Delon is later rewarded with two passports to the safe-zone, one for her and for her son.

== Cast ==
- Christopher Lambert as Officer Lemieux
- Natasha Henstridge as Officer Delon
- Norbert Weisser as Cuzo
- Elizabeth Barondes as Wocek
- Xavier Declie as Volker
- Craig Davis as Suspect
- Nicholas Guest as Captain B. Rennard
- Andrew Divoff as CIA Operative Phillip Sterns
- Jon Epstein as General Waxman

== Production ==
Originally to be shot in Prague, the shoot location was changed when it was decided to use the Croatian production team who previously worked with Pyun on Captain America in 1989. The shoot was scheduled for 16 days and Lambert worked for 10 days. Pyun would return to Bratislava to work with the same production team for Omega Doom, Crazy Six and the Urban trilogy.

Stylistically, Pyun wanted to create a real time experience and shot the film as a news crew might cover a war.
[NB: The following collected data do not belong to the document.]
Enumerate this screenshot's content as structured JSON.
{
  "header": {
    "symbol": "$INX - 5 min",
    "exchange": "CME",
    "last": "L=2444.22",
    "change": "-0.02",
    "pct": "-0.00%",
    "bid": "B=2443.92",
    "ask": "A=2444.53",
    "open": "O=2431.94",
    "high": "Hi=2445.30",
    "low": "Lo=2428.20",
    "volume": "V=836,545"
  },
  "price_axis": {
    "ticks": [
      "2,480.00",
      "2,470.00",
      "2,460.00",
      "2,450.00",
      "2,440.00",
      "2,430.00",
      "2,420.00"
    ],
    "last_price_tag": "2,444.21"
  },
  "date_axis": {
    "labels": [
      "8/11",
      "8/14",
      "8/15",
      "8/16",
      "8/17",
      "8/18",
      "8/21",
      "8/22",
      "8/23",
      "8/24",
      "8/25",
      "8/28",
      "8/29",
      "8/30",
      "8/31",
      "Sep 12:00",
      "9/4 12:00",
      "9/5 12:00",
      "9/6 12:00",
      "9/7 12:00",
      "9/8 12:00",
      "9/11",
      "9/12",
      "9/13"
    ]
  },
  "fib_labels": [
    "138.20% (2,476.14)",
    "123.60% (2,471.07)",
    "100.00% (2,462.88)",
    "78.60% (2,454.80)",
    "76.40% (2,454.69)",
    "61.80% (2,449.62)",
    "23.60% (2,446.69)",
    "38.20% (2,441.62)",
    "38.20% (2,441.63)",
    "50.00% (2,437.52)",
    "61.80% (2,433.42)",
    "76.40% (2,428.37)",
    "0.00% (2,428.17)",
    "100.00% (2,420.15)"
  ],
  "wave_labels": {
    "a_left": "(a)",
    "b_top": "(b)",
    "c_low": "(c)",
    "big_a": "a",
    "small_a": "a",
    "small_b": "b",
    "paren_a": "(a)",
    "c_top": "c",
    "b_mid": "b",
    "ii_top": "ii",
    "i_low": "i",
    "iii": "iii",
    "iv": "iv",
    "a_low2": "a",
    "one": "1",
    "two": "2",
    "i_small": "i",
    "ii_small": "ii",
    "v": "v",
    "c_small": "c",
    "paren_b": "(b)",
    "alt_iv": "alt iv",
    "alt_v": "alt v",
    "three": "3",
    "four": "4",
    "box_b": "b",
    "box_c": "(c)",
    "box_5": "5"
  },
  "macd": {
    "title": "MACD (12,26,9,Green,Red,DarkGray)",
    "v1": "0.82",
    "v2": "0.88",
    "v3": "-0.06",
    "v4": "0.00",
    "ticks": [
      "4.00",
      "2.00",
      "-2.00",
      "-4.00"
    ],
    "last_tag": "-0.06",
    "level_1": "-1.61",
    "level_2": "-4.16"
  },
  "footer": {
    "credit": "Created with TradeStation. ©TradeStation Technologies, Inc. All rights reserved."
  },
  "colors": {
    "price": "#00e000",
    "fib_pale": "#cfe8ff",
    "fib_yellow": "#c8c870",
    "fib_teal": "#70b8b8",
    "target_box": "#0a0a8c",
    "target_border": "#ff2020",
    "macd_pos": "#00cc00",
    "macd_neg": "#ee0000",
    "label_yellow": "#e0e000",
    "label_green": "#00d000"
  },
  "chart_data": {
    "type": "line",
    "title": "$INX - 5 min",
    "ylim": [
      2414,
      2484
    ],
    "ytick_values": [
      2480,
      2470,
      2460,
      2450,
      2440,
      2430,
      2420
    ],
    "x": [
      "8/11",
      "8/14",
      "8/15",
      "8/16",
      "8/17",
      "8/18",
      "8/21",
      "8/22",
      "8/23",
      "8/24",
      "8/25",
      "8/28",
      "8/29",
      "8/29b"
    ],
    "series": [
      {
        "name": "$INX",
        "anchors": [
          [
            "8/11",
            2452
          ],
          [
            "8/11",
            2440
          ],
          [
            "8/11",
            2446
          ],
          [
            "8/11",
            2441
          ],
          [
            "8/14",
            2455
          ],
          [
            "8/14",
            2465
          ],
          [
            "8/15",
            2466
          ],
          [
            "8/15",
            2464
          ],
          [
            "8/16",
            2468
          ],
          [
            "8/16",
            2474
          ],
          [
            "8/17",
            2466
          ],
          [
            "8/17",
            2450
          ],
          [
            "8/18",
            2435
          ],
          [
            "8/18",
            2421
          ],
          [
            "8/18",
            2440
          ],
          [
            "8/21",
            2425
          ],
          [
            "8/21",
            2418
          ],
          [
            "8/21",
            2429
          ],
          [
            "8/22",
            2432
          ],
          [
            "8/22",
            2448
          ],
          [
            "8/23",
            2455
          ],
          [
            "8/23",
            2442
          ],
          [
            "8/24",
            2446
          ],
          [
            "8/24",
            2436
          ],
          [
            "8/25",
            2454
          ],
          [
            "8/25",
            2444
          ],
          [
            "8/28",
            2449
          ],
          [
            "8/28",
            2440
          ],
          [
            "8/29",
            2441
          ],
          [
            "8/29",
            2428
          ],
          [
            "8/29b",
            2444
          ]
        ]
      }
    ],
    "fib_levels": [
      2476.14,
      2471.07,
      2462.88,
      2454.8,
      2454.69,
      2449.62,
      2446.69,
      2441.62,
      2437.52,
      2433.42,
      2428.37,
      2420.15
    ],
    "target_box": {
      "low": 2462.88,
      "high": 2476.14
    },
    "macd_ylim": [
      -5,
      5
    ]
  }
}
There was less reliance on narrative and traditional movie plotting, with the film being more akin to a documentary style, where action revealed the story and character. Pyun wanted longer takes with less coverage for editing to give the audience a "you-are-there" feeling.

The film was shot in Bratislava, Slovakia for three weeks, with second unit work in Mostar, Bosnia. Star Natasha Henstridge noted the environments were unsavory - "we filming in underground caves and old buildings, some that we weren't even allowed to be in they were so dangerous" - and cold due to being wet, moist and damp. Henstridge found it a much more difficult experience than her film debut Species, with "hard work and long hours" as she faced the physical work - "I had to hang from this grate 20 feet in the air. I had to climb down wearing all this wiring. I got hung from the ceiling" - and even pulled a hamstring following a running sequence.

The film was heavily re-edited and reshot under orders of Bob Weinstein of Dimension Pictures. The major changes installed by Weinstein were resetting the film from Romania to Boston, U.S.A. and making the virus infection the principal plot device. The Romanian flag may still be seen on the characters' uniforms.

Future Rogue Pictures president, Andrew Rona, supervised the re-edit for Dimension Pictures. The rewrites for the reshoots were done by Rand Ravich, who would later create the short lived television series Life.

== Release ==
Several versions of the film are in distribution. The official US version is 76 minutes long. There is a European/UK (Polygram) version that is 102 minutes long. Writer/director Albert Pyun had stated in interviews that he intended to restore and release a 110 minutes director's cut of the film. This version is set entirely in Romania and has minor virus aspect in its plot.

== Reception ==
The film received mainly negative reviews, getting a 0% on Rotten Tomatoes, based only on 5 reviews.